Might be redundant but I found the easiest way to check whether all worker threads have finished is by just having one integer variable and one auto reset event. During "work assignment" set the variable to the # of render threads, and at the end of each render thread's work, InterlockedDecrement the variable, and if it hits 0, send the event - which the main thread waits for.

As for letting the render threads start, one auto reset event per render thread should be fine. You can use it for both signalling new work and exit - the thread can just check a global bool somewhere right after the WaitForSingleObject.

So main thread would do: pull critsec, set # of threads, assign work, set all start events, release critsec ... then wait for finished event. Done.

Bonus: If I'm not mistaken you can get rid of the special handling for the single threaded case that way. Just let the main thread run one iteration of what the render thread is doing. It'll dutifuly set all events right before it waits for them. Slightly redundant but works :)

[kebby]

Basically, in pseudo-C++

int threadsRunning = 0;
HANDLE startEvents[] = ...
HANDLE doneEvent = ...

Render Thread [# of cores - 1, render thread 0 is actually the main thread]

while (!exitFlag)
{
   RunRenderThread(threadNo); // threadno starts at 1
}

RunRenderThread(threadNo);

WaitForSingleObject(startEvents[threadNo]);
if (exitFlag) return;
for (;;)
{
  critSec.Enter();
  find_work(...);
  critSec.Leave();
  if (work)
    do_work(work);
  else
    break;
}
if (!InterlockedDecrement(threadsRunning))
   SetEvent(doneEvent);

Main thread:

schedule_work();
threadsRunning = numthreads;
for (int i=0; i<numthreads; i++)
  SetEvent(startEvents[i]);

// and now:
RunRenderThread(0);

WaitForSingleObject(doneEvent);
// and yay!

No sleeps, no state variables, guaranteed deadlock free, no special treatment for single core CPUs, you don't even need the critical section in the main thread anymore because all render threads are guaranteed to not run at that moment. :)

[yupferris]

Thanks for this @kebby , def going with that strategy. 👍

[yupferris]

Latest results:

This is consistently faster (except for Bare Faced Cheek, which seems anomalously fast in the first tests), by up to 13%, which is great. Also it's a bit cleaner; no Sleeps :)
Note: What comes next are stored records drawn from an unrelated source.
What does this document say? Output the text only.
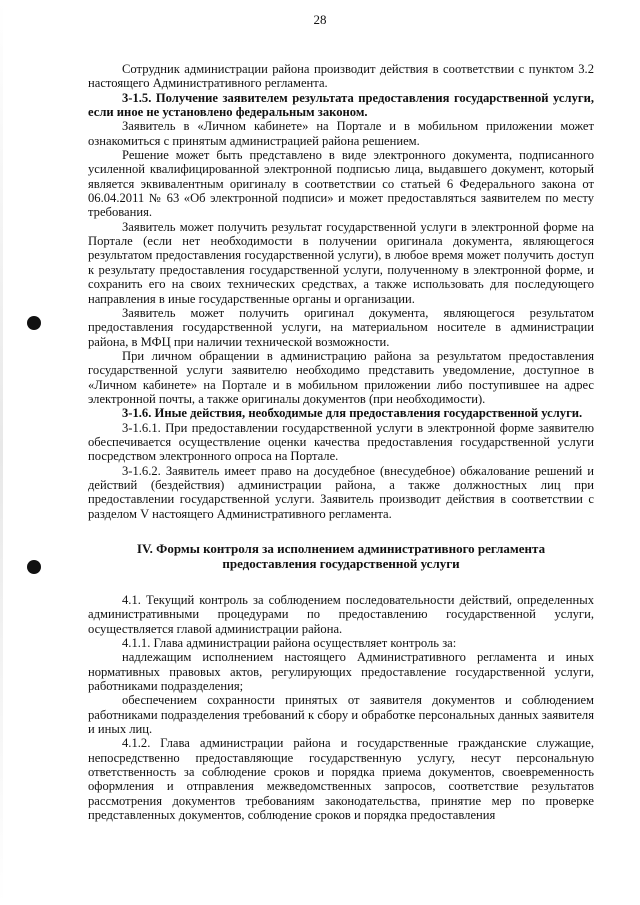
28

Сотрудник администрации района производит действия в соответствии с пунктом 3.2 настоящего Административного регламента.

3-1.5. Получение заявителем результата предоставления государственной услуги, если иное не установлено федеральным законом.

Заявитель в «Личном кабинете» на Портале и в мобильном приложении может ознакомиться с принятым администрацией района решением.

Решение может быть представлено в виде электронного документа, подписанного усиленной квалифицированной электронной подписью лица, выдавшего документ, который является эквивалентным оригиналу в соответствии со статьей 6 Федерального закона от 06.04.2011 № 63 «Об электронной подписи» и может предоставляться заявителем по месту требования.

Заявитель может получить результат государственной услуги в электронной форме на Портале (если нет необходимости в получении оригинала документа, являющегося результатом предоставления государственной услуги), в любое время может получить доступ к результату предоставления государственной услуги, полученному в электронной форме, и сохранить его на своих технических средствах, а также использовать для последующего направления в иные государственные органы и организации.

Заявитель может получить оригинал документа, являющегося результатом предоставления государственной услуги, на материальном носителе в администрации района, в МФЦ при наличии технической возможности.

При личном обращении в администрацию района за результатом предоставления государственной услуги заявителю необходимо представить уведомление, доступное в «Личном кабинете» на Портале и в мобильном приложении либо поступившее на адрес электронной почты, а также оригиналы документов (при необходимости).

3-1.6. Иные действия, необходимые для предоставления государственной услуги.

3-1.6.1. При предоставлении государственной услуги в электронной форме заявителю обеспечивается осуществление оценки качества предоставления государственной услуги посредством электронного опроса на Портале.

3-1.6.2. Заявитель имеет право на досудебное (внесудебное) обжалование решений и действий (бездействия) администрации района, а также должностных лиц при предоставлении государственной услуги. Заявитель производит действия в соответствии с разделом V настоящего Административного регламента.

IV. Формы контроля за исполнением административного регламента
предоставления государственной услуги

4.1. Текущий контроль за соблюдением последовательности действий, определенных административными процедурами по предоставлению государственной услуги, осуществляется главой администрации района.

4.1.1. Глава администрации района осуществляет контроль за:

надлежащим исполнением настоящего Административного регламента и иных нормативных правовых актов, регулирующих предоставление государственной услуги, работниками подразделения;

обеспечением сохранности принятых от заявителя документов и соблюдением работниками подразделения требований к сбору и обработке персональных данных заявителя и иных лиц.

4.1.2. Глава администрации района и государственные гражданские служащие, непосредственно предоставляющие государственную услугу, несут персональную ответственность за соблюдение сроков и порядка приема документов, своевременность оформления и отправления межведомственных запросов, соответствие результатов рассмотрения документов требованиям законодательства, принятие мер по проверке представленных документов, соблюдение сроков и порядка предоставления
The old results again, for comparison:

Thanks to @gsuberland and @kebby for their input :)

[yupferris]

Size-wise the new impl is an additional 188 bytes bigger (a total of 368 bytes for the entire multithreaded rendering impl), but I think that's still more than acceptable for the improvements in performance here. I'm just gonna merge this tomorrow if nobody else has any more input.

[kebby]

There's one optimization with a lot of work for questionable returns :D : Find some heuristic that guesses the CPU usage / render time of each track, and sort the tracks so that the threads process the tracks in order of descending complexity. That way the render threads are used optimally and it should give you another couple of %. You can easily do that at export/convert time - but I would probably be too lazy to do that :)

[yupferris]

Ha, yeah, nice idea, but I surely won't do it :) the current track order is dependency order (so that we could just store them as an ordered list and process them without walking the dependency chain originally) which should at least help with making sure tracks' dependencies are processed as early as possible (and perhaps that can be made better by also ranking tracks based on how many dependents they have, not just whatever we get from a depth-first search through the graph from the master) and anything beyond that is probably overkill.